A group of prestigious economists — including five Nobel laureates — gathered and examined this research. They took the long menu of investments and turned it into a prioritized list of opportunities. At the bottom — the least cost-effective investment the world could make to respond to any of these problems — was dealing with climate change through immediate CO2 cuts, as the Kyoto Protocol attempts.

At the top was the provision of micronutrients — particularly vitamin A and zinc — to undernourished children in South Asia and Sub-Saharan Africa.

For just $60 million annually, we could reach 80 percent of the world’s 140 million or so undernourished children. The economic gains from improving their lives would eventually clear $1 billion a year.

For another $286 million, we could iodize salt and fortify basic food with iron for 80 percent of the children who are at risk of stunting and poor development because they’re going without.

Interestingly — and perhaps predictably — many of the economists’ top-ranked solutions were to problems that don’t attract many headlines or much celebrity attention. The simple act of deworming children in developing countries, for example, would improve nourishment and allow some of the world’s most disadvantaged kids to learn more and get better jobs later.

Copenhagen Consensus 2008 showed that we know how to stop people from dying from malnutrition, pollution, HIV/AIDS and malaria. Solving these problems would open a world of opportunities, including allowing a disadvantaged community to grow, develop and care about longer-term issues like global warming.

What we need to do now is cheap and simple. It’s mostly a question of getting what’s needed (micronutrients, cleaner forms of fuel, free condoms and mosquito nets) to those in need. Death tolls remain high because we have limited resources, and these problems are not considered our biggest concerns.

Economic tools such as cost-benefit analysis and prioritization will never offer the last word in public policy debate — and nor should they — but they can provide a vital input for decision-makers.

The process that worked for Copenhagen Consensus 2008 — and that encouraged philanthropic organizations to invest more in malnutrition — is also relevant for national and state governments and city administrations.

Prioritization is difficult for any politician, whether a member of the Obama team or a city administrator. The project would give a city like New York the opportunity to focus on the spending priorities that achieve the most. Vested interests and lobbying groups create a lot of noise. Copenhagen Consensus sets aside that noise, so that the costs and benefits of competing options can be seriously considered side-by-side.

The recession that has made life more difficult also offers an opportunity for us all to rethink our priorities — and ensure that each dollar spent achieves as much as possible.

           — Hat tip: Tuan Jim[Return to headlines]


Zenster said...

Photos That Could Cost Lives.

But what is to be accomplished by continuing to provide ammunition and provocation to the enemy?

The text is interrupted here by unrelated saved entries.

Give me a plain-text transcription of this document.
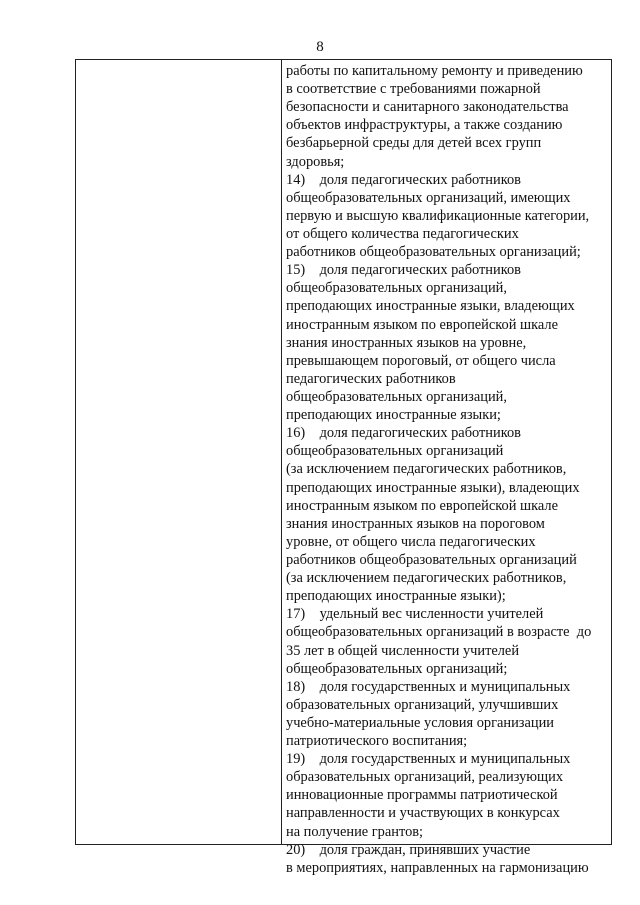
8
работы по капитальному ремонту и приведению
в соответствие с требованиями пожарной
безопасности и санитарного законодательства
объектов инфраструктуры, а также созданию
безбарьерной среды для детей всех групп
здоровья;
14)    доля педагогических работников
общеобразовательных организаций, имеющих
первую и высшую квалификационные категории,
от общего количества педагогических
работников общеобразовательных организаций;
15)    доля педагогических работников
общеобразовательных организаций,
преподающих иностранные языки, владеющих
иностранным языком по европейской шкале
знания иностранных языков на уровне,
превышающем пороговый, от общего числа
педагогических работников
общеобразовательных организаций,
преподающих иностранные языки;
16)    доля педагогических работников
общеобразовательных организаций
(за исключением педагогических работников,
преподающих иностранные языки), владеющих
иностранным языком по европейской шкале
знания иностранных языков на пороговом
уровне, от общего числа педагогических
работников общеобразовательных организаций
(за исключением педагогических работников,
преподающих иностранные языки);
17)    удельный вес численности учителей
общеобразовательных организаций в возрасте  до
35 лет в общей численности учителей
общеобразовательных организаций;
18)    доля государственных и муниципальных
образовательных организаций, улучшивших
учебно-материальные условия организации
патриотического воспитания;
19)    доля государственных и муниципальных
образовательных организаций, реализующих
инновационные программы патриотической
направленности и участвующих в конкурсах
на получение грантов;
20)    доля граждан, принявших участие
в мероприятиях, направленных на гармонизацию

Ermm ... an eventual defeat of a system which continues to oppress all dissemination of the "zero sum equation" that is being used to distort and warp global perception of America's relentless opposition to tyranny, theocracy and communism?

Perish the thought that our remaining global institutions might find sufficient reason to resist such barbaric and vicious institutions.

Zenster said...

N.Y. Flyover Results in Resignation.

In his resignation letter to President Obama, Louis Caldera wrote that the controversy had “made it impossible for me to effectively lead the White House Military Office,” which manages Air Force One and other presidential aircraft.Precisely as I anticipated.

Good riddance of bad political rubbish.

What is "Occupation" said...

in the end...

everyone will take the fall for the promised ONE....

Nothing is his fault...

It's the way he leads...

the BUCK stops there.... or there... or there but never here....

Zenster said...

What is "Occupation": It's the way he leads...

the BUCK stops there.... or there... or there but never here...

Which is where there is a disturbing convergence with respect to BHO playing the race card of minority victimhood and his stealth Muslim profile of how everyone else is to blame but him for all wrong doings.

The longer that BHO passes the buck regarding how urgent it is to begin crushing Islam, the more likely it becomes that the buck will multiply into millions on the Islamic butcher's bill. But, of couse, that won't be his fault either.

It will be a curious spectacle to see just exactly who BHO does blame when America is hit with another 9-11 style atrocity. As What is "Occupation" noted, you can be certain BHO will not take any responsibility.

You also can bet your bottom dollar that The One firmly believes his own minority status has somehow bought him a brotherly reprieve from further Islamic depredations. As if Islam's swivel eyed psychopathic terrorist goons will actually abstain from striking at America over another FOUR SOLID YEARS just out of respect for his own precious Blackness.

I wonder just how shocked BHO will be to discover that being Black means exactly Jack $h!t to Islam's terrorist elite.